# OMG The Joker O__O



## the dogman (Jul 8, 2007)

ok folks heres my joker costume 
yeah my hair isnt green but i ran out of time and never got the stuff to do it.....
anyhow, i had fun handing out candy at the mall and parading around like a nut.
wore the make up and outfit from 10am - 11:30pm 

but enough of that you want pictures i know 
















more can be found in my album  - Halloween Forum - the dogman's Album: My Joker Costume


----------



## MrsMyers666 (Oct 19, 2004)

Awesome pics! Looks great!


----------



## MHooch (Jun 15, 2007)

Oh, dogman, how satisfying it is to see your costume in all it's glory after seeing the pieces come together. 

YOU ROCK!!!

Congratulations on a job well done. Excellent work!!


----------



## the dogman (Jul 8, 2007)

*Thanks Guys*

i have a couple more pics 

Batman taking candy from the Joker?:









and a sly attempt to coax superman to EVIL:


----------



## The Real Joker (Sep 8, 2008)

Truly epic. 
I'll have pics up soon...as I get them developed!!
Good job!!


----------



## the dogman (Jul 8, 2007)

*Midnight Release*

Hey guys, i pre ordered The Dark Knight (yes i accept it; i'm a geek ) and i have been thinking about going to the midnight release on Dec. 8. 
I have no idea when i'll be able to show up, how long i'll be there or what sort of people will be there, but i do know from when i pre ordered that at least 100 people should show up.

now my question is, as i have never been to a midnight release, whether or not to show up in costume, mostly for my own amusement.
i have no idea what the reaction is likely to be, or if anyone else will dress up.
to give you an idea of dressing up for things like this, i only saw one guy dressed for the movie at the theater and i heard of a small group (4-6 people) dressed for the midnight show. 

so what do you think, if i go to the midnight release, should i wear my full Joker costume, makeup and everything? or maybe just the clothes?


----------



## MrsMyers666 (Oct 19, 2004)

I was at the midnight release of the 7th Harry Potter book and people of all ages were dressed up. If it makes you happy and don't care what others think go for it! Either way it'll be fun. Especially if you think there's going to be a crowd there.


----------



## sandra040772 (Nov 3, 2008)

Looks good, and I bet the kids liked it.


----------



## LHALLOW (Aug 10, 2004)

The pics look great! Looks like the kids were having fun with you. If you want to go to the midnight show in full makeup, go for it! I think between Rocky Horror, Star Wars, Star Trek, Harry Potter and Pirates of the Carribean..........people are used to seeing fans dress us in theaters!!


----------



## the dogman (Jul 8, 2007)

Its not a midnight show, just a DVD release.

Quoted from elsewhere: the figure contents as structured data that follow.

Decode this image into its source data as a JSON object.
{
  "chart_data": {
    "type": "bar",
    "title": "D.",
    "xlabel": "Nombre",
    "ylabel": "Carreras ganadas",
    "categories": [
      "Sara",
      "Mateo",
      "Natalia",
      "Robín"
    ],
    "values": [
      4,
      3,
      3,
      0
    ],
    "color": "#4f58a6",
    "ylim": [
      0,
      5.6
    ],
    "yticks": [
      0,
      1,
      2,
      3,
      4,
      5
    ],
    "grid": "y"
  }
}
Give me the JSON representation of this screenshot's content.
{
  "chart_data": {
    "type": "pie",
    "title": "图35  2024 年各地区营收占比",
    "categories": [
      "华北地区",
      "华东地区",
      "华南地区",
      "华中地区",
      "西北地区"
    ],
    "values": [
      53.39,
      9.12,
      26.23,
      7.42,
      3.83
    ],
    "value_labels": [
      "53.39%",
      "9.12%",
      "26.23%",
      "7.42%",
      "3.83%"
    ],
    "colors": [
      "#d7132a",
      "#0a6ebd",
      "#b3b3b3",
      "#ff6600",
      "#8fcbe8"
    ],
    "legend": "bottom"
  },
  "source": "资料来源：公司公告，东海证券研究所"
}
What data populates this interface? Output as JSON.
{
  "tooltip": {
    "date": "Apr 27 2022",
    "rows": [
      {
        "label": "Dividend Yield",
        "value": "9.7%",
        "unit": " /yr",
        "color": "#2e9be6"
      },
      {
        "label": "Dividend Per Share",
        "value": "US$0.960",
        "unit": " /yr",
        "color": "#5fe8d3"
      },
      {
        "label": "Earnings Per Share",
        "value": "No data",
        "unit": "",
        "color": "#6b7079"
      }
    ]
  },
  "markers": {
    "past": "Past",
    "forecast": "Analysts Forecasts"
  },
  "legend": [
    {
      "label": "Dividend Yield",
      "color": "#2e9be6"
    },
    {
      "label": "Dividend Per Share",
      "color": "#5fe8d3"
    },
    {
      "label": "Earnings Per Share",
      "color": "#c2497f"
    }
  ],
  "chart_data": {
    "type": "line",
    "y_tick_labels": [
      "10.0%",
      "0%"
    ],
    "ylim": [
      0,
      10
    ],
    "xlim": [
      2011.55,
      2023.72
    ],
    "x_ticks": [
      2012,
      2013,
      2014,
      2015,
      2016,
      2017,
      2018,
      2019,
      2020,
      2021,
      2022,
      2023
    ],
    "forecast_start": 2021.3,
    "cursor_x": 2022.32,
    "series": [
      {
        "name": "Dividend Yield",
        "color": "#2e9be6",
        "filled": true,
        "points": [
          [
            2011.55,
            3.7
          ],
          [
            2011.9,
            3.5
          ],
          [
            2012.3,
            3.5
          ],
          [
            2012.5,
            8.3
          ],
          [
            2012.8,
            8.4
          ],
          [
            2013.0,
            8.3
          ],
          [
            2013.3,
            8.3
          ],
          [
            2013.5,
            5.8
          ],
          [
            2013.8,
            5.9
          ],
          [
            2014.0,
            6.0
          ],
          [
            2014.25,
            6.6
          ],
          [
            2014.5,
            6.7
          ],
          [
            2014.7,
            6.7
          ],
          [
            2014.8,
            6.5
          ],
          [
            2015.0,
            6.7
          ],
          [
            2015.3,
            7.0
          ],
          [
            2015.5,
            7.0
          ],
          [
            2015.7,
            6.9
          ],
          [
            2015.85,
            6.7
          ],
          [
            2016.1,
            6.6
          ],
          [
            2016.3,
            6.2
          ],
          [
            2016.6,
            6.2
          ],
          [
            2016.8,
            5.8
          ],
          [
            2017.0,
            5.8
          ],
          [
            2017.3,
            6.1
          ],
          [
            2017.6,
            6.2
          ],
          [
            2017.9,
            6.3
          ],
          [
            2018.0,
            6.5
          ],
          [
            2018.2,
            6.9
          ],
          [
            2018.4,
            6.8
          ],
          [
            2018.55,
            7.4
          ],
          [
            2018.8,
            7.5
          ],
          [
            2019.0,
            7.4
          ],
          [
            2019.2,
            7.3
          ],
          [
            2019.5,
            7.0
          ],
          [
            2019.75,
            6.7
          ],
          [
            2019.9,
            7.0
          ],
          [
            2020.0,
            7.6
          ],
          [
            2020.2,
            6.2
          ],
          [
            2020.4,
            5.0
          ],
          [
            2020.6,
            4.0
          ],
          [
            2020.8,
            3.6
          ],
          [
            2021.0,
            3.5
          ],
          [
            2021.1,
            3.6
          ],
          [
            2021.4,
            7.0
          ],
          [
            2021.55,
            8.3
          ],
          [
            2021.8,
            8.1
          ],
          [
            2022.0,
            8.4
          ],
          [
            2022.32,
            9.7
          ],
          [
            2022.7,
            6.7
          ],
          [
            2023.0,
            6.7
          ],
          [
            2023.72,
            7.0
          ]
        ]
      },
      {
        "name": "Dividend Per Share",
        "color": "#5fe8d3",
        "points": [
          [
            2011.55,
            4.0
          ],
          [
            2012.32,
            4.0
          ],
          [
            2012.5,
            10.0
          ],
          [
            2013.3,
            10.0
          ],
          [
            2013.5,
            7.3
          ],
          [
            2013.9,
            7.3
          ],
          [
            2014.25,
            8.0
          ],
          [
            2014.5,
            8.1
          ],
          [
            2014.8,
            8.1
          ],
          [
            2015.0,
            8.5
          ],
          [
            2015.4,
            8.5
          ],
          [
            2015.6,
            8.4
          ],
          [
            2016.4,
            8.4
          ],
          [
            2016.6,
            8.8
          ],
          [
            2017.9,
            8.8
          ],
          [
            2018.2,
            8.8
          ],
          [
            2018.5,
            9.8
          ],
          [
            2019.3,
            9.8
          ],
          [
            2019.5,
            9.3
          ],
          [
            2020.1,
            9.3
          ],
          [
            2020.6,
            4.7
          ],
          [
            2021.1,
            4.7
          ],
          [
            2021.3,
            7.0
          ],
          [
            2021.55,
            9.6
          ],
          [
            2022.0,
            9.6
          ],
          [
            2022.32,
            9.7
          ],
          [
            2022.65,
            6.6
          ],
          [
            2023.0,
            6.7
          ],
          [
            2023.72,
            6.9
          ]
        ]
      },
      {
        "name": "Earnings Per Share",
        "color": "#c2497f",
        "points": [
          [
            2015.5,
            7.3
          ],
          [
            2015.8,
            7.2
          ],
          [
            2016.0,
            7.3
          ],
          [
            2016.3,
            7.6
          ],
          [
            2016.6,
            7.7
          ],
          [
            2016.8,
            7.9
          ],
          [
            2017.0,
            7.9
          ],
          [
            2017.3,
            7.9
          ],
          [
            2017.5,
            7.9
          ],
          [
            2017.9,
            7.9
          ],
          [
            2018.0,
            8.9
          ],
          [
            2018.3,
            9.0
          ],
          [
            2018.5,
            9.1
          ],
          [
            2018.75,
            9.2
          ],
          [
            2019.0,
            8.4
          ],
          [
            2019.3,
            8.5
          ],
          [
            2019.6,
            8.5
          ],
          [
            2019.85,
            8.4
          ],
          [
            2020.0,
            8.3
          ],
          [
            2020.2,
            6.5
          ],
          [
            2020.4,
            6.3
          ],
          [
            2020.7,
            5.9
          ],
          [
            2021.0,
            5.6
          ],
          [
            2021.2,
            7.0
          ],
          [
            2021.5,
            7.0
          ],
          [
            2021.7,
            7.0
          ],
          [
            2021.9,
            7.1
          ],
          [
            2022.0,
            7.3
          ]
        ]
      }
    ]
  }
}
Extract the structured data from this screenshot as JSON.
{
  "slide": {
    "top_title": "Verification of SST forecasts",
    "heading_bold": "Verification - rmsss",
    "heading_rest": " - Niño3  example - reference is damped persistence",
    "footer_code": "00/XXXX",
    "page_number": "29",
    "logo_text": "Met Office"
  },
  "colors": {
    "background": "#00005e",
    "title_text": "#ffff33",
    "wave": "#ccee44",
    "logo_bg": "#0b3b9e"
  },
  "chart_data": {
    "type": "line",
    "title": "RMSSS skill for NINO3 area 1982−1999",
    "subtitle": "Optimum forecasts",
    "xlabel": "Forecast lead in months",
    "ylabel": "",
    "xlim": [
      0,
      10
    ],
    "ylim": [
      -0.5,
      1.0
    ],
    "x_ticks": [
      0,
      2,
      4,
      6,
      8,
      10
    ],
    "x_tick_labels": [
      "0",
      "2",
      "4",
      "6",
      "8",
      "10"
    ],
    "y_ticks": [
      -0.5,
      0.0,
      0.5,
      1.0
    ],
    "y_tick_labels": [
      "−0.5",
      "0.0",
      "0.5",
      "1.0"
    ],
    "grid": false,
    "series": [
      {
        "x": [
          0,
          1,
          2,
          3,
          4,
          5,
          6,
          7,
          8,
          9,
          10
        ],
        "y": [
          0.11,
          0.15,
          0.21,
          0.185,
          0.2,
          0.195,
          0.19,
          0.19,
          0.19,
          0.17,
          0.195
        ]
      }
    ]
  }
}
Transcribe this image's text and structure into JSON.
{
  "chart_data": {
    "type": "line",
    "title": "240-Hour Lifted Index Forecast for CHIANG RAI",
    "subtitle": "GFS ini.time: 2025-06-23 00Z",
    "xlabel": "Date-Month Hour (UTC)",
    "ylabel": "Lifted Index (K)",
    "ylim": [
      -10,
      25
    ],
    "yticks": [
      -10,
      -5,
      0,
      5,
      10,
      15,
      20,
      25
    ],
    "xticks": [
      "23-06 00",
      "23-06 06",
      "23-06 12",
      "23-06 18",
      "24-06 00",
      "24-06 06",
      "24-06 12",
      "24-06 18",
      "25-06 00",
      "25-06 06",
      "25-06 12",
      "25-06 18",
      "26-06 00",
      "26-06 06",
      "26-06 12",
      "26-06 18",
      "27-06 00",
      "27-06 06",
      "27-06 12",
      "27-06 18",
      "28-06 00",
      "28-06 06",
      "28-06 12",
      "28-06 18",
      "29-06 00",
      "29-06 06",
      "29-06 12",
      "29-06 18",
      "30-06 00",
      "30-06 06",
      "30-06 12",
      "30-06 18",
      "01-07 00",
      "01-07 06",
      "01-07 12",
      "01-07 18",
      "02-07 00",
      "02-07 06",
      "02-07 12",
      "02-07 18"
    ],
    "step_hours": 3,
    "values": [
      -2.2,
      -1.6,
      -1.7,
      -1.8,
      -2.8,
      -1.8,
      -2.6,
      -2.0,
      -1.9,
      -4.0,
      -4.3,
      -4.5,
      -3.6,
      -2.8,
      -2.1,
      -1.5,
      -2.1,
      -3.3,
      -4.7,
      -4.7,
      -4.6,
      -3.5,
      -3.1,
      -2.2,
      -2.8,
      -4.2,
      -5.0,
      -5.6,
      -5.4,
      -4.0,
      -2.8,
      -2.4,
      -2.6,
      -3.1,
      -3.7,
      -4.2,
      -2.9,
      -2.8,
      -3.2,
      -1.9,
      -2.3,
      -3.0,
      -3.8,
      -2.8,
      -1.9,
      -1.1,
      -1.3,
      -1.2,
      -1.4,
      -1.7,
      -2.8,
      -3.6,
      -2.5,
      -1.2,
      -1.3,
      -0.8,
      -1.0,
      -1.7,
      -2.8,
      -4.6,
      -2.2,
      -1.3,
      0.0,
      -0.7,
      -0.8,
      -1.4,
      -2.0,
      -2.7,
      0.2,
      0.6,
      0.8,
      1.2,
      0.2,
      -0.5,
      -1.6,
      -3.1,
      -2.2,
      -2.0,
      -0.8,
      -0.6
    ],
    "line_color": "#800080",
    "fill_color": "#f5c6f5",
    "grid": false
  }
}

and kids did enjoy it but with a level of fear and mild confusion. 
a lot of them looked at me like i was going to hurt them....i felt kinda bad about it...


----------



## MHooch (Jun 15, 2007)

I have dressed up for HP book release parties and midnight shows of HP movie releases, and there were plenty of people dressed up. But I don't do it for them, I do it for my own amusement. More than half the fun is watching everybody watching me, LOL!

My daughter and I just got Scarecrow fangs and are going to wear them to the midnight show of Twilight. 

Do it for you, if it feels good. If not, don't. If I had an awesome Joker costume like you have I'd be wearing it every chance I got!!!


----------



## TheCostumer (Oct 12, 2008)

Dogman!

Your Joker outfit is fantastic!

Really great!


----------



## Pretendman (Feb 20, 2008)

It looks like you got The Joker Heritage Collection costume from Rubie's. That's first class, well made costume. One of the best sellers this year........oh wait a minute Rubie's dropped the ball and didn't forecast the demand for this costume and didn't have enough for the public to buy. 
Anyway, you look killer and I'm sure you played it up too.


----------



## the dogman (Jul 8, 2007)

coat and vest are hand made, everything else was found in thrift stores or on ebay 

as for the demand for the costume, while it was said to be a big deal, i saw one other joker....all the hype and nothing but disappointment....

i tried to play it up but the lil batmans wouldnt play along......too scared.....
but i had fun none the less 

thanks for the kudos everyone


----------



## Dr. Z (Nov 22, 2007)

Dogman, I deeply congratulate you for this costume, as a costume maker and as a Batman fan. You obviously worked a lot on it!


----------



## mr frost (Nov 28, 2008)

wow, great job! your make-up looks dead on! what did you use fro the scars on your cheeks?
and hell yes you should dress up for the release! i always get a kick out of seeing peps dress up for stuff like that. Especially when someone goes that extra mile to really do it well like you did....


----------



## the dogman (Jul 8, 2007)

made the scars myself out of silicone. glued em down with spirit gum, had to reapply in little spots and completely once (had to eat, they wouldnt stay on)

i'll post pics when my camera is recharged ^__^

as for dressing up i dont know if i will go to midnight release but if i do i think i will just wear the clothes and not the makeup. we'll see


----------



## hallorenescene (Dec 28, 2007)

your pics look great. dress up and go. you're young and these are the fun things younguns should do. i can guarentee you at your age me and my friends would have had a blast.


----------



## Junit (Sep 1, 2008)

Nicely done! Did the kid dressed as Batman have antyhing to say to you??


----------